あの女だった。全身を覆い隠すローブに、黄緑の光る眼、何よりあちこち主張する官能的な肉付き。見間違えようがない、それはあの日宿屋ですれ違った女だった。
女はアルトが気づいたのを察するとニヤリと目を細めわざとらしくこう言った。
「あらまたあなただったのね?クールな美人のお姉さんがいる、とぉっても美味しーーいお店があると聞いてきたんだけど……あなたなら噂になって当然よね、フフ」
「失礼ですが、もう閉店しておりますゆえ、また別の日に」
そう言って振り切ろうとするアルトに、女は
「ごめんなさいねえ、あなた達のお店にも興味あるんだけど、私がいま必要なのは……そっちじゃないの」
そう言いながら女はさりげなくアルトの手を握りしめてきた。その手の冷たい感触にアルトは思いがけずつっけんどんに手を振りほどいた。
「あん」
乱雑に扱われても笑顔を浮かべたまま、女は
「何にしてもまたここで会えて嬉しいわ。これって私達の運命かもしれないわね?二度あることは三度あるって言うし……フフフ」
と相変わらず嬉しそうに言うと、身を乗り出してアルトの耳元で「またね……」と囁き、あっというまに街の喧騒に隠れて行ってしまった。
アルトは厳しい目つきで眉根をひそめた。女の態度こそふざけていたが、あの瞳のぞっとするような冷ややかさ、それにアルトの手を気取られずにさっと掴んだ素早さ、どちらも異様に不気味だった。
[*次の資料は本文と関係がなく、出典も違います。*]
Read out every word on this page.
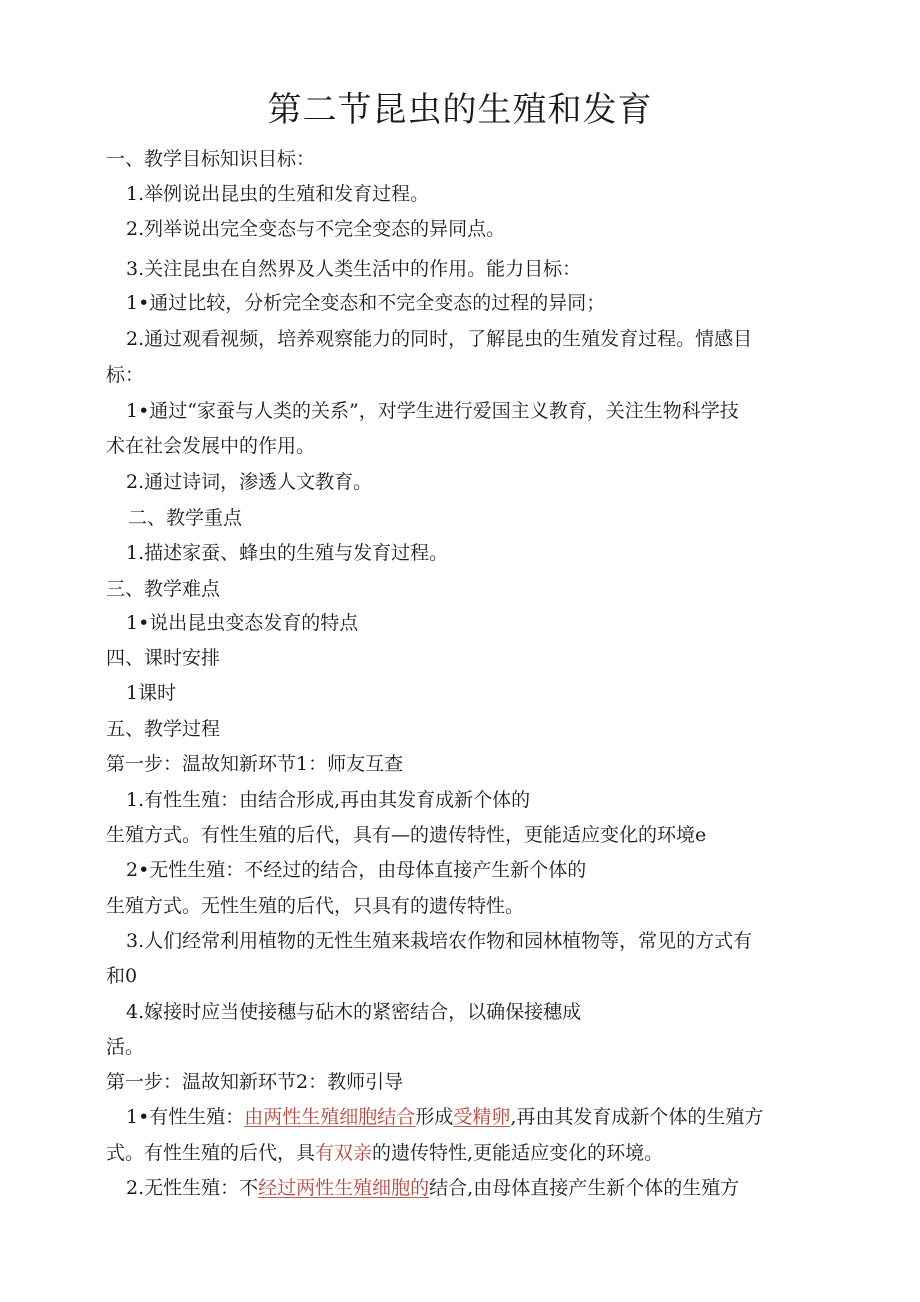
第二节昆虫的生殖和发育
一、教学目标知识目标：
1.举例说出昆虫的生殖和发育过程。
2.列举说出完全变态与不完全变态的异同点。
3.关注昆虫在自然界及人类生活中的作用。能力目标：
1•通过比较，分析完全变态和不完全变态的过程的异同；
2.通过观看视频，培养观察能力的同时，了解昆虫的生殖发育过程。情感目
标：
1•通过“家蚕与人类的关系”，对学生进行爱国主义教育，关注生物科学技
术在社会发展中的作用。
2.通过诗词，渗透人文教育。
二、教学重点
1.描述家蚕、蜂虫的生殖与发育过程。
三、教学难点
1•说出昆虫变态发育的特点
四、课时安排
1课时
五、教学过程
第一步：温故知新环节1：师友互查
1.有性生殖：由结合形成,再由其发育成新个体的
生殖方式。有性生殖的后代，具有—的遗传特性，更能适应变化的环境e
2•无性生殖：不经过的结合，由母体直接产生新个体的
生殖方式。无性生殖的后代，只具有的遗传特性。
3.人们经常利用植物的无性生殖来栽培农作物和园林植物等，常见的方式有
和0
4.嫁接时应当使接穗与砧木的紧密结合，以确保接穗成
活。
第一步：温故知新环节2：教师引导
1•有性生殖：由两性生殖细胞结合形成受精卵,再由其发育成新个体的生殖方
式。有性生殖的后代，具有双亲的遗传特性,更能适应变化的环境。
2.无性生殖：不经过两性生殖细胞的结合,由母体直接产生新个体的生殖方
「今の誰?お客さん?もしかして売り切れなの怒られたりした?」
カウンターに落ちたソースの汚れを鼻息荒く一生懸命こすって落としていたつみれは今頃気づいたらしく、アルトの様子を見て心配そうに尋ねた。
「いいえ……ただ売り切れだとお伝えしたら帰っていかれました」
「あ、そう……明日も買いに来てくれるといいね」
それはちょっと、と心の中で彼女ともう出くわさないことを願いながらアルトは適当にその場を切り上げたが、この時はまた彼女と再会しなければいけないなどとは思っていなかった。
そろそろサンソヴールでの滞在も二週間になり、旅立ちを考えなければならない時期に来ていた。売上は天井知らずで資金的にもずいぶん持ち直してきたし、ここは居心地がよかったが……屋台のおかげで意外な副産物とでも呼ぶべきかキャロトリアの国の名も売ることができたし、もうこれ以上にここでやれることはないだろう。それにキャロトリアで待つルナフィオラのことを考えるとあまり一つのところでじっとしているわけにもいかない。
スリアミドラは心を決めると、リュラルとリュシエンヌに出発を告げることにした。そよ風に日差しが差し込む美しい朝だった。
いままで書くのに使ってたたノートパソコンを壊しちゃいました!!!!代用のデスクトップタイプでから書いてますが、文字が打ちづらくてめちゃくちゃ落ち込んでます。